For-profit college in Canada

CDI College is a private, for-profit career college in Canada. It offers programs in the business, technology and health care fields. The college has 23 campus locations in five Canadian provinces: six in British Columbia, eight in Alberta, one in Manitoba, four in Ontario and five in Quebec. The school has been owned by the Eminata Group since 2007. A 2022 investigation by CBC reported that some recruiters for CDI College lied to applicants about program accreditation and the post-graduation hiring rates of its students.

==History==
The now-defunct Corinthian Colleges, Inc. (CCi) purchased CDI Education Corporation in August 2003. CDI had a post-secondary education division of career colleges operating under the brand names of CDI College of Business and Technology and The Institute for Computer Studies. CDI's corporate training division operated under the brand name of CDI Corporation Education Services.
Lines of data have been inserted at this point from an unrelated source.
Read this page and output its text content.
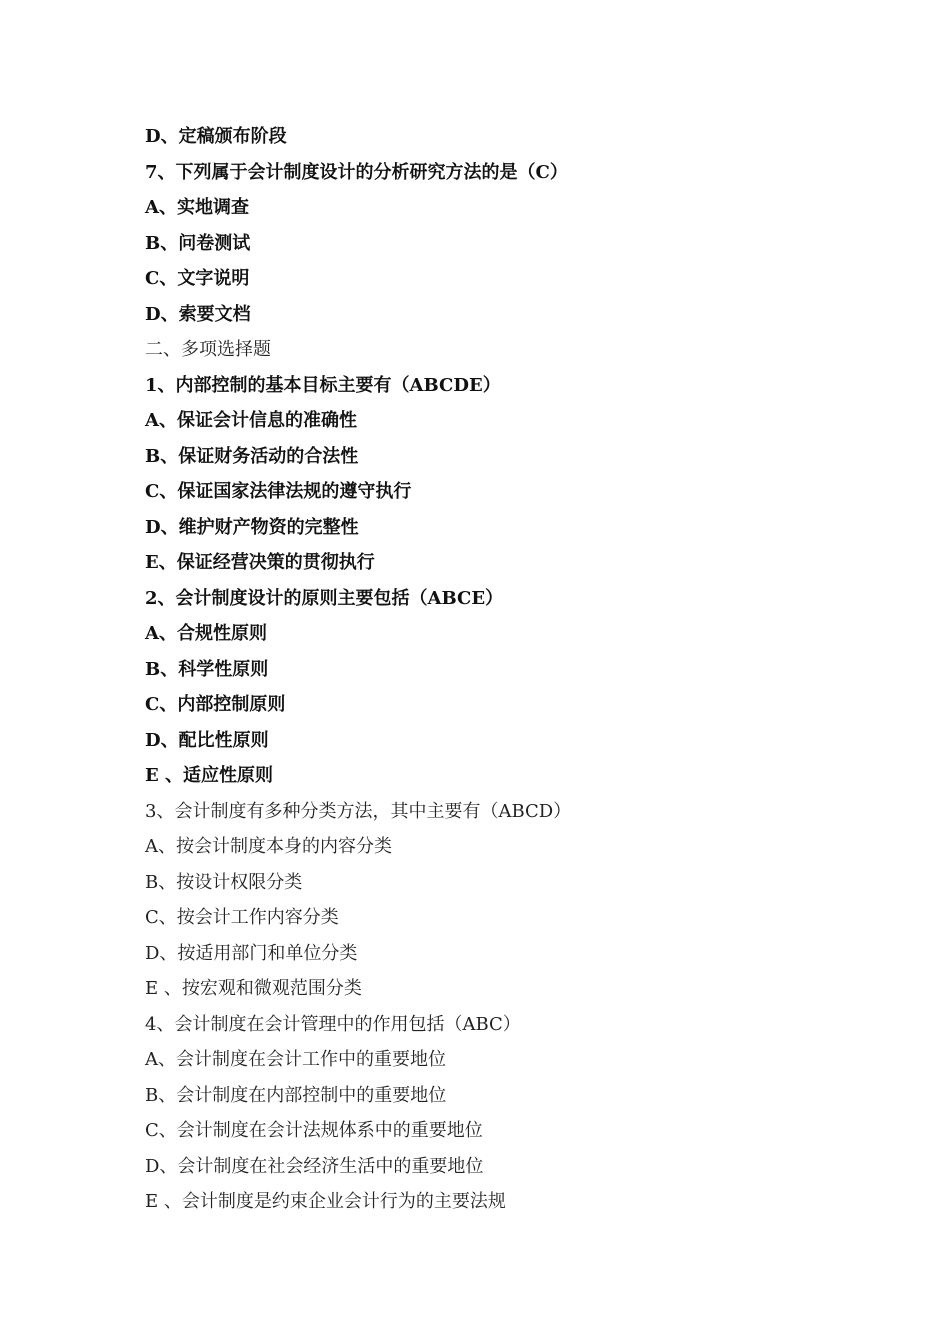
D、定稿颁布阶段
7、下列属于会计制度设计的分析研究方法的是（C）
A、实地调查
B、问卷测试
C、文字说明
D、索要文档
二、多项选择题
1、内部控制的基本目标主要有（ABCDE）
A、保证会计信息的准确性
B、保证财务活动的合法性
C、保证国家法律法规的遵守执行
D、维护财产物资的完整性
E、保证经营决策的贯彻执行
2、会计制度设计的原则主要包括（ABCE）
A、合规性原则
B、科学性原则
C、内部控制原则
D、配比性原则
E 、适应性原则
3、会计制度有多种分类方法，其中主要有（ABCD）
A、按会计制度本身的内容分类
B、按设计权限分类
C、按会计工作内容分类
D、按适用部门和单位分类
E 、按宏观和微观范围分类
4、会计制度在会计管理中的作用包括（ABC）
A、会计制度在会计工作中的重要地位
B、会计制度在内部控制中的重要地位
C、会计制度在会计法规体系中的重要地位
D、会计制度在社会经济生活中的重要地位
E 、会计制度是约束企业会计行为的主要法规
On November 8, 2007, Corinthian completed the sale of substantially all the assets of its corporate training division, CDI Education, for C$19 million (US$16 million) to CrossOff Incorporated. In December 2007, Corinthian re-branded its Ontario campuses as Everest College and sold the remaining campus locations across Canada to the Eminata Group.

==Controversies==
===The Province investigation for dubious business practices===
In March 2012, a two-part investigative feature in the British Columbian paper The Province reported on student complaints and dubious business practices at CDI College and two other Canadian institutions owned by Eminata—University Canada West and Vancouver Career College. In December of that year seven CDI nursing students had their Practice Permits suspended by the College of Licensed Practical Nurses of Alberta. Several Edmonton-based students later filed a lawsuit, claiming that their class activities in the nursing program included wheelchair racing, watching Netflix and learning human anatomy from colouring books. CDI College terminated the LPN program in 2013. They settled the lawsuit in 2018, paying out $1.88 million.

===UPAC investigation for questionable recruitment practices===
In November 2020, CDI College was named one of the ten private colleges under investigation for questionable recruitment practices, mainly targeting Indian students. The government of Quebec later suspended processing CAQ applications for CDI College, which are required for foreign students to study in the province.

In December 2020, the college was under investigation by UPAC for financial irregularities.

=== CBC Marketplace investigation for misleading students ===

In December 2022, A CBC Marketplace investigation into CDI College, one of Canada's largest for-profit career colleges, has found a pattern of misleading practices being used to pressure would-be students into signing up for online programs that can cost upward of $20,000.

Marketplace has documented some CDI admissions representatives misleading journalists posing as potential online students on accreditation, salary and job rates after graduation, as well as signing up unsuitable candidates and pressuring students to enroll.